海外のオーディションを受けて、落ちまくっています。英語がダメだとかキャラクターが合わないとか。全身全霊すべてを尽くしてオーディションを受けるので、落ちたと聞いた時はハンマーで殴られたぐらい痛くて涙がちょちょぎれます。俳優としてもそうやって自信なくすし映画を見ても自信をなくす。本当に自信をなくす日が多いんです。でも、監督も俳優ももう少しできるようになりたい。私はコツコツやってみて、自分がどういうふうになるのかなって興味があります。

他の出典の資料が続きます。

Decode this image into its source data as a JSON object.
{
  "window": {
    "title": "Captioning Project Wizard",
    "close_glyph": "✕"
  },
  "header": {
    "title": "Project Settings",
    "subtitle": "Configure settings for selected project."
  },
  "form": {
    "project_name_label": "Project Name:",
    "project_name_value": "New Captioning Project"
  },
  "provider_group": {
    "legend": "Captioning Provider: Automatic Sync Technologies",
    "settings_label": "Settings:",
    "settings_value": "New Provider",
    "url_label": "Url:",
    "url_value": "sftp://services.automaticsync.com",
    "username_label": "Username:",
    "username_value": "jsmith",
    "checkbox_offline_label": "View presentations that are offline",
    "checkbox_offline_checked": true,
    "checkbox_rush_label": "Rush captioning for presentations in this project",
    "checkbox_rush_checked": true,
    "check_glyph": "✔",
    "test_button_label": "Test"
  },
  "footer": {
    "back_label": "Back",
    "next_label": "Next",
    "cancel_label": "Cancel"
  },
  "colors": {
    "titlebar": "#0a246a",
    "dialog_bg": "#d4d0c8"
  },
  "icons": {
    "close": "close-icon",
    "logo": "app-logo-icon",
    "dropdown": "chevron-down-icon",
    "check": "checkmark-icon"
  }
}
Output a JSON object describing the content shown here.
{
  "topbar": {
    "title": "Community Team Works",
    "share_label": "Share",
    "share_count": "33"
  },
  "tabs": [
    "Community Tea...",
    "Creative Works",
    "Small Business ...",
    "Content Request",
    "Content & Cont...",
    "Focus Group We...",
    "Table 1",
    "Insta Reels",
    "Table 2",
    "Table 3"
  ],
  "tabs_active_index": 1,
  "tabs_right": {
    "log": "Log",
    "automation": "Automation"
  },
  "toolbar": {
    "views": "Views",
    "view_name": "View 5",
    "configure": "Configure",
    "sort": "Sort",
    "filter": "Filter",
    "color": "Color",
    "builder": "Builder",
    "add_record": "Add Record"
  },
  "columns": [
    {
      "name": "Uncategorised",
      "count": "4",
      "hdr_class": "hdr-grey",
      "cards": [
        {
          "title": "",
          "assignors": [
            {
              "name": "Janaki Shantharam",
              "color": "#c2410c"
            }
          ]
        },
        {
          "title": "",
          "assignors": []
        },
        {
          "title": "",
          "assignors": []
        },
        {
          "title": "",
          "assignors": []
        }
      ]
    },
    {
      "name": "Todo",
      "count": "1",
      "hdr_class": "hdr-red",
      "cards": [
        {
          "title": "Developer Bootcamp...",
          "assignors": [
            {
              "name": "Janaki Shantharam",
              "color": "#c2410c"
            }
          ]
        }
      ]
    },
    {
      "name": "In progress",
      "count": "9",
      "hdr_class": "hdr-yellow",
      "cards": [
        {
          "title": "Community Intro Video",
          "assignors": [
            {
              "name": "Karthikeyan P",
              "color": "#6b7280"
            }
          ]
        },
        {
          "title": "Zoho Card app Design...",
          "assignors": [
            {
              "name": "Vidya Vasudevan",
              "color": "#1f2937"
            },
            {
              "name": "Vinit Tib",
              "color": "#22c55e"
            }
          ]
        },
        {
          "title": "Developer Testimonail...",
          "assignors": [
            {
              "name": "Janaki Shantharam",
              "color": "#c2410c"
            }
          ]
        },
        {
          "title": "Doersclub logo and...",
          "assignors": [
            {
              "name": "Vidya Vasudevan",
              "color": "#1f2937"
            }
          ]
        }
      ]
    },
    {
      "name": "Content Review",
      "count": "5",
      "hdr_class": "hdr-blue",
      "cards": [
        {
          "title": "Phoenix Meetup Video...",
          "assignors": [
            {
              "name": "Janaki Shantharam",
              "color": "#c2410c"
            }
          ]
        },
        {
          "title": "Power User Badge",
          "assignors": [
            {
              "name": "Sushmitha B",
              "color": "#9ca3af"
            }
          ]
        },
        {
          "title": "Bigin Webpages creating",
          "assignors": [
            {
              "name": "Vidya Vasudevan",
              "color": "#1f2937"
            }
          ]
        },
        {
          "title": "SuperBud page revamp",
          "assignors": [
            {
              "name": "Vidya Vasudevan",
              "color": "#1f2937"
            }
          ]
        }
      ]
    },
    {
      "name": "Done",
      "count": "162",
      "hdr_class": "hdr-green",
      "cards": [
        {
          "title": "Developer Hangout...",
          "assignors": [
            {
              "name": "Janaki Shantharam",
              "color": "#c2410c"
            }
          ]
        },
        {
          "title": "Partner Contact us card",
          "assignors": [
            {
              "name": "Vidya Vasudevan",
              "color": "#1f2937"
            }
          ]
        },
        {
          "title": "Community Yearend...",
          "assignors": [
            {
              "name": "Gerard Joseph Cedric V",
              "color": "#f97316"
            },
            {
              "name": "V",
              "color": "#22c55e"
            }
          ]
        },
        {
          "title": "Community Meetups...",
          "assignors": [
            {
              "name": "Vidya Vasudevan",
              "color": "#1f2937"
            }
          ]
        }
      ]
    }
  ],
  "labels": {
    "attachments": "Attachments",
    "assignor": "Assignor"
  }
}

30年来、ロサンゼルスのハリウッドサインに憧れ続けてきた。
60歳を過ぎたら普通は余生じゃないですか。人生も一段落してあとは好きなことをやるぞ、とか。だけど私は、「AYA」(1990年)というオーストラリアの映画に出演した時に、次は米国に行きたいと思ったんです。それから30年、ロサンゼルスの丘の上のハリウッドサインを見るたびに胸がキューンとしていました。それで英語を勉強していたんですが、いつまで経っても上達しないし、勉強をしても夢ですよ。60歳過ぎてどうやってハリウッド作品に出演するのか。でもね、それが30年経って「G・I・ジョー」に出演できたってすごくないですか。私も決まった時はびっくりでした。「本当ですか」って。英語が下手な人を探していたそうだから、「下手でよかった」という(笑)。こういうことってあるんだなって思いました。
まだまだ挑戦を続けるという。
可能性は自分で閉じてはいけないんですよ。夢は諦めなければかなうって言いますが、本当です。オーディションに何度落ちても、「もうダメだ」というところまでめげずにやっていきます。私は60歳からが余生ではなく、60歳までが準備期間だったんだとすごく思っているんです(笑)。